Each process generates LAB products with distinct features. Important product characteristics include the bromine index, sulfonatability, amount of 2-phenyl isomers (2-phenylalkane), the tetralin content, amount of non-alkylbenzene components, and the linearity of the product.

The production of n-paraffins often occurs as part of an integrated LAB plant where the producers start from kerosene as raw material. The UOP process for producing normal paraffin includes a kerosene prefractionation unit, a hydrotreating unit and a Molex unit. The ExxonMobil Chemical technology includes a recovery process and can produce LAB grade n-paraffins from most medium to low sulfur kerosene without the use of a hydrotreater stage upstream. A desulfurization process is needed to reduce the sulfur content of some n-paraffins.

Farabi Petrochemicals, Nirma are one of the manufacturers commercially produce LAB in large scale.

==Applications==
Linear alkylbenzene is sulfonated to produce linear alkylbenzene sulfonate (LAS), a biodegradable surfactant. LAS replaced branched dodecylbenzene sulfonates, which were phased out because they biodegrade more slowly.

===Niche uses===
LAB was identified as a promising liquid scintillator by the SNO+ neutrino detector
due to its good optical transparency (≈20 m), high light yield, low amount of radioactive impurities, and its high flash point (140 °C) which makes safe handling easier.
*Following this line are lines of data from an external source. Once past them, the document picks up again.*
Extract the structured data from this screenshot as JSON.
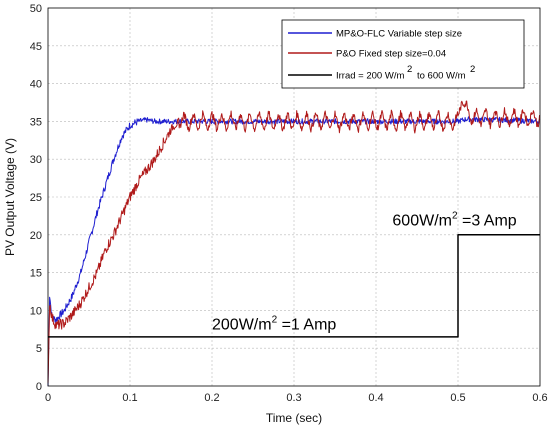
{
  "chart_data": {
    "type": "line",
    "title": "",
    "xlabel": "Time (sec)",
    "ylabel": "PV Output Voltage (V)",
    "xlim": [
      0,
      0.6
    ],
    "ylim": [
      0,
      50
    ],
    "xticks": [
      "0",
      "0.1",
      "0.2",
      "0.3",
      "0.4",
      "0.5",
      "0.6"
    ],
    "yticks": [
      "0",
      "5",
      "10",
      "15",
      "20",
      "25",
      "30",
      "35",
      "40",
      "45",
      "50"
    ],
    "grid": true,
    "legend_placement": "top-right",
    "legend": {
      "line1": "MP&O-FLC Variable step size",
      "line2": "P&O Fixed step size=0.04",
      "line3_part1": "Irrad = 200 W/m",
      "line3_sup1": "2",
      "line3_part2": "to 600 W/m",
      "line3_sup2": "2"
    },
    "series": [
      {
        "name": "MP&O-FLC Variable step size",
        "color": "#1f1fd0",
        "x": [
          0,
          0.002,
          0.005,
          0.01,
          0.02,
          0.03,
          0.04,
          0.05,
          0.06,
          0.07,
          0.08,
          0.09,
          0.1,
          0.11,
          0.12,
          0.13,
          0.15,
          0.2,
          0.3,
          0.4,
          0.5,
          0.51,
          0.55,
          0.6
        ],
        "y": [
          0,
          12,
          9,
          8.8,
          10,
          12,
          15,
          19,
          23,
          26.5,
          30,
          33,
          34.5,
          35,
          35.2,
          35,
          35,
          35,
          35,
          35,
          35,
          35.3,
          35.2,
          35
        ]
      },
      {
        "name": "P&O Fixed step size=0.04",
        "color": "#b01a1a",
        "x": [
          0,
          0.002,
          0.005,
          0.01,
          0.02,
          0.03,
          0.04,
          0.05,
          0.06,
          0.07,
          0.08,
          0.09,
          0.1,
          0.11,
          0.12,
          0.13,
          0.14,
          0.15,
          0.16,
          0.17,
          0.2,
          0.3,
          0.4,
          0.5,
          0.505,
          0.51,
          0.52,
          0.55,
          0.6
        ],
        "y": [
          0,
          11,
          9,
          8,
          8.3,
          9.5,
          11,
          13,
          15,
          18,
          20,
          22.5,
          25,
          27,
          28.5,
          30,
          32,
          34,
          35,
          35,
          35,
          35,
          35,
          35,
          38.5,
          36.5,
          35.5,
          35.5,
          35.5
        ]
      },
      {
        "name": "Irrad = 200 W/m2 to 600 W/m2",
        "color": "#000000",
        "x": [
          0,
          0.5,
          0.5,
          0.6
        ],
        "y": [
          6.5,
          6.5,
          20,
          20
        ]
      }
    ],
    "annotations": [
      {
        "x": 0.2,
        "y": 7.5,
        "text_main": "200W/m",
        "text_sup": "2",
        "text_rest": " =1 Amp"
      },
      {
        "x": 0.42,
        "y": 21.2,
        "text_main": "600W/m",
        "text_sup": "2",
        "text_rest": " =3 Amp"
      }
    ]
  }
}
It is also available in large volumes at a relatively low cost at the SNO+ site. It is now used in several other neutrino detectors, such as the RENO and Daya Bay Reactor Neutrino Experiments.
The material performs well in deep underwater environments.
One study suggested LAB as a suitable material to be employed in a Secret Neutrino Interactions Finder (SNIF), a type of antineutrino detector designed to detect the presence of nuclear reactors at distances of between 100 and 500 km.
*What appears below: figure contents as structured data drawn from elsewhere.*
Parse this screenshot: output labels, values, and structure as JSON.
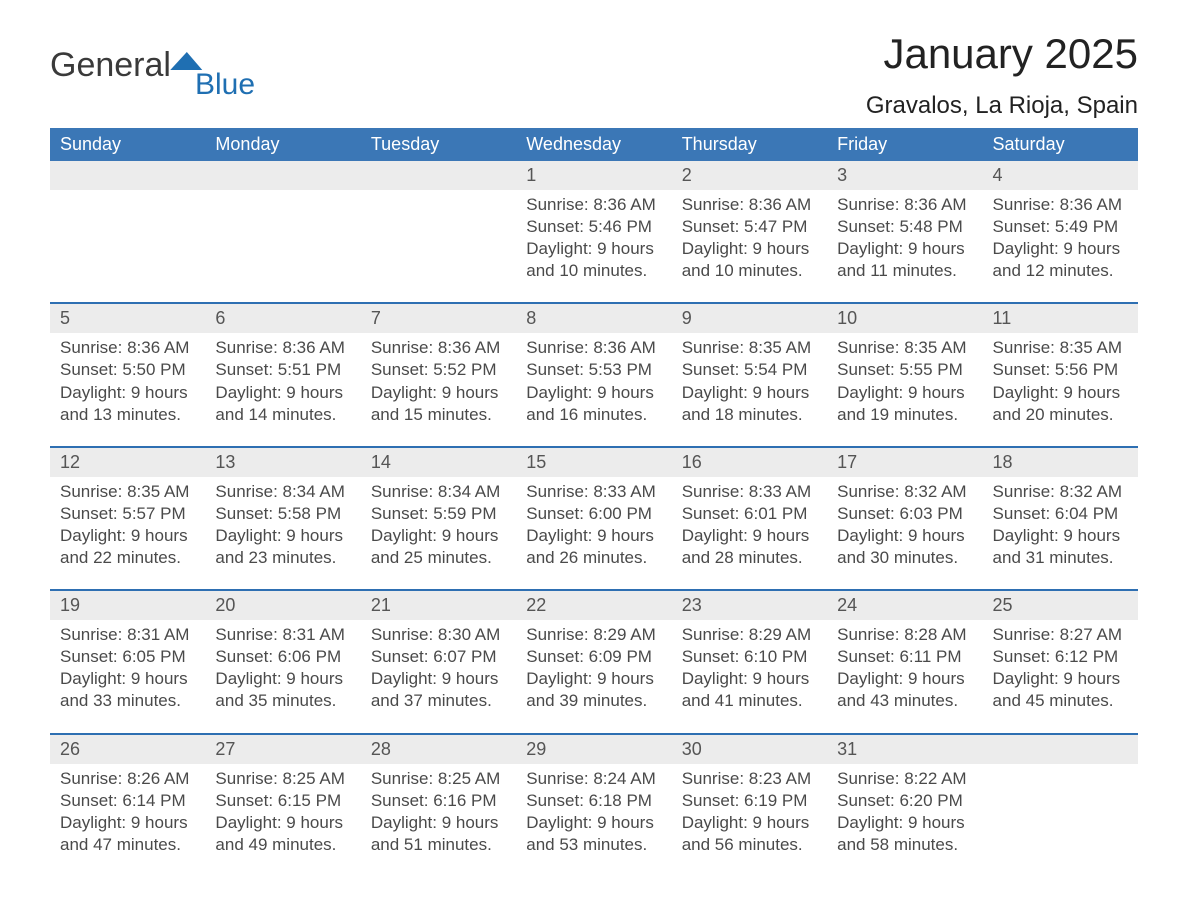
{
  "logo": {
    "word1": "General",
    "word2": "Blue"
  },
  "title": "January 2025",
  "subtitle": "Gravalos, La Rioja, Spain",
  "dayHeaders": [
    "Sunday",
    "Monday",
    "Tuesday",
    "Wednesday",
    "Thursday",
    "Friday",
    "Saturday"
  ],
  "weeks": [
    [
      null,
      null,
      null,
      {
        "n": "1",
        "sunrise": "8:36 AM",
        "sunset": "5:46 PM",
        "dl1": "Daylight: 9 hours",
        "dl2": "and 10 minutes."
      },
      {
        "n": "2",
        "sunrise": "8:36 AM",
        "sunset": "5:47 PM",
        "dl1": "Daylight: 9 hours",
        "dl2": "and 10 minutes."
      },
      {
        "n": "3",
        "sunrise": "8:36 AM",
        "sunset": "5:48 PM",
        "dl1": "Daylight: 9 hours",
        "dl2": "and 11 minutes."
      },
      {
        "n": "4",
        "sunrise": "8:36 AM",
        "sunset": "5:49 PM",
        "dl1": "Daylight: 9 hours",
        "dl2": "and 12 minutes."
      }
    ],
    [
      {
        "n": "5",
        "sunrise": "8:36 AM",
        "sunset": "5:50 PM",
        "dl1": "Daylight: 9 hours",
        "dl2": "and 13 minutes."
      },
      {
        "n": "6",
        "sunrise": "8:36 AM",
        "sunset": "5:51 PM",
        "dl1": "Daylight: 9 hours",
        "dl2": "and 14 minutes."
      },
      {
        "n": "7",
        "sunrise": "8:36 AM",
        "sunset": "5:52 PM",
        "dl1": "Daylight: 9 hours",
        "dl2": "and 15 minutes."
      },
      {
        "n": "8",
        "sunrise": "8:36 AM",
        "sunset": "5:53 PM",
        "dl1": "Daylight: 9 hours",
        "dl2": "and 16 minutes."
      },
      {
        "n": "9",
        "sunrise": "8:35 AM",
        "sunset": "5:54 PM",
        "dl1": "Daylight: 9 hours",
        "dl2": "and 18 minutes."
      },
      {
        "n": "10",
        "sunrise": "8:35 AM",
        "sunset": "5:55 PM",
        "dl1": "Daylight: 9 hours",
        "dl2": "and 19 minutes."
      },
      {
        "n": "11",
        "sunrise": "8:35 AM",
        "sunset": "5:56 PM",
        "dl1": "Daylight: 9 hours",
        "dl2": "and 20 minutes."
      }
    ],
    [
      {
        "n": "12",
        "sunrise": "8:35 AM",
        "sunset": "5:57 PM",
        "dl1": "Daylight: 9 hours",
        "dl2": "and 22 minutes."
      },
      {
        "n": "13",
        "sunrise": "8:34 AM",
        "sunset": "5:58 PM",
        "dl1": "Daylight: 9 hours",
        "dl2": "and 23 minutes."
      },
      {
        "n": "14",
        "sunrise": "8:34 AM",
        "sunset": "5:59 PM",
        "dl1": "Daylight: 9 hours",
        "dl2": "and 25 minutes."
      },
      {
        "n": "15",
        "sunrise": "8:33 AM",
        "sunset": "6:00 PM",
        "dl1": "Daylight: 9 hours",
        "dl2": "and 26 minutes."
      },
      {
        "n": "16",
        "sunrise": "8:33 AM",
        "sunset": "6:01 PM",
        "dl1": "Daylight: 9 hours",
        "dl2": "and 28 minutes."
      },
      {
        "n": "17",
        "sunrise": "8:32 AM",
        "sunset": "6:03 PM",
        "dl1": "Daylight: 9 hours",
        "dl2": "and 30 minutes."
      },
      {
        "n": "18",
        "sunrise": "8:32 AM",
        "sunset": "6:04 PM",
        "dl1": "Daylight: 9 hours",
        "dl2": "and 31 minutes."
      }
    ],
    [
      {
        "n": "19",
        "sunrise": "8:31 AM",
        "sunset": "6:05 PM",
        "dl1": "Daylight: 9 hours",
        "dl2": "and 33 minutes."
      },
      {
        "n": "20",
        "sunrise": "8:31 AM",
        "sunset": "6:06 PM",
        "dl1": "Daylight: 9 hours",
        "dl2": "and 35 minutes."
      },
      {
        "n": "21",
        "sunrise": "8:30 AM",
        "sunset": "6:07 PM",
        "dl1": "Daylight: 9 hours",
        "dl2": "and 37 minutes."
      },
      {
        "n": "22",
        "sunrise": "8:29 AM",
        "sunset": "6:09 PM",
        "dl1": "Daylight: 9 hours",
        "dl2": "and 39 minutes."
      },
      {
        "n": "23",
        "sunrise": "8:29 AM",
        "sunset": "6:10 PM",
        "dl1": "Daylight: 9 hours",
        "dl2": "and 41 minutes."
      },
      {
        "n": "24",
        "sunrise": "8:28 AM",
        "sunset": "6:11 PM",
        "dl1": "Daylight: 9 hours",
        "dl2": "and 43 minutes."
      },
      {
        "n": "25",
        "sunrise": "8:27 AM",
        "sunset": "6:12 PM",
        "dl1": "Daylight: 9 hours",
        "dl2": "and 45 minutes."
      }
    ],
    [
      {
        "n": "26",
        "sunrise": "8:26 AM",
        "sunset": "6:14 PM",
        "dl1": "Daylight: 9 hours",
        "dl2": "and 47 minutes."
      },
      {
        "n": "27",
        "sunrise": "8:25 AM",
        "sunset": "6:15 PM",
        "dl1": "Daylight: 9 hours",
        "dl2": "and 49 minutes."
      },
      {
        "n": "28",
        "sunrise": "8:25 AM",
        "sunset": "6:16 PM",
        "dl1": "Daylight: 9 hours",
        "dl2": "and 51 minutes."
      },
      {
        "n": "29",
        "sunrise": "8:24 AM",
        "sunset": "6:18 PM",
        "dl1": "Daylight: 9 hours",
        "dl2": "and 53 minutes."
      },
      {
        "n": "30",
        "sunrise": "8:23 AM",
        "sunset": "6:19 PM",
        "dl1": "Daylight: 9 hours",
        "dl2": "and 56 minutes."
      },
      {
        "n": "31",
        "sunrise": "8:22 AM",
        "sunset": "6:20 PM",
        "dl1": "Daylight: 9 hours",
        "dl2": "and 58 minutes."
      },
      null
    ]
  ],
  "labels": {
    "sunrise": "Sunrise: ",
    "sunset": "Sunset: "
  },
  "colors": {
    "header_blue": "#3b77b6",
    "accent_blue": "#2e6fb2",
    "row_gray": "#ececec",
    "background": "#ffffff",
    "text_dark": "#333333",
    "logo_blue": "#1f6fb2"
  },
  "typography": {
    "title_pt": 42,
    "subtitle_pt": 24,
    "header_pt": 18,
    "body_pt": 17
  }
}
==Environmental considerations==
LAB has been subject to concern about its effect on the environment and human health. European Council Regulation (EC) 1488/94 led to it being extensively evaluated. The life-cycle analysis considered the emissions and resulting environmental and human exposures. Following the exposure assessment, the environmental risk characterization for each protection target in the aquatic, terrestrial and soil compartment was determined. For human health the scenarios for occupational exposure, consumer exposure and human exposure indirectly via the environment have been examined and the possible risks identified.

The report concludes that there are no concerns for the environment or human health. There is no need for further testing or risk reduction measures beyond those currently practiced. LAB was therefore de-classified and was removed from Annex 1 in the 28th ATP (Directive 2001/59).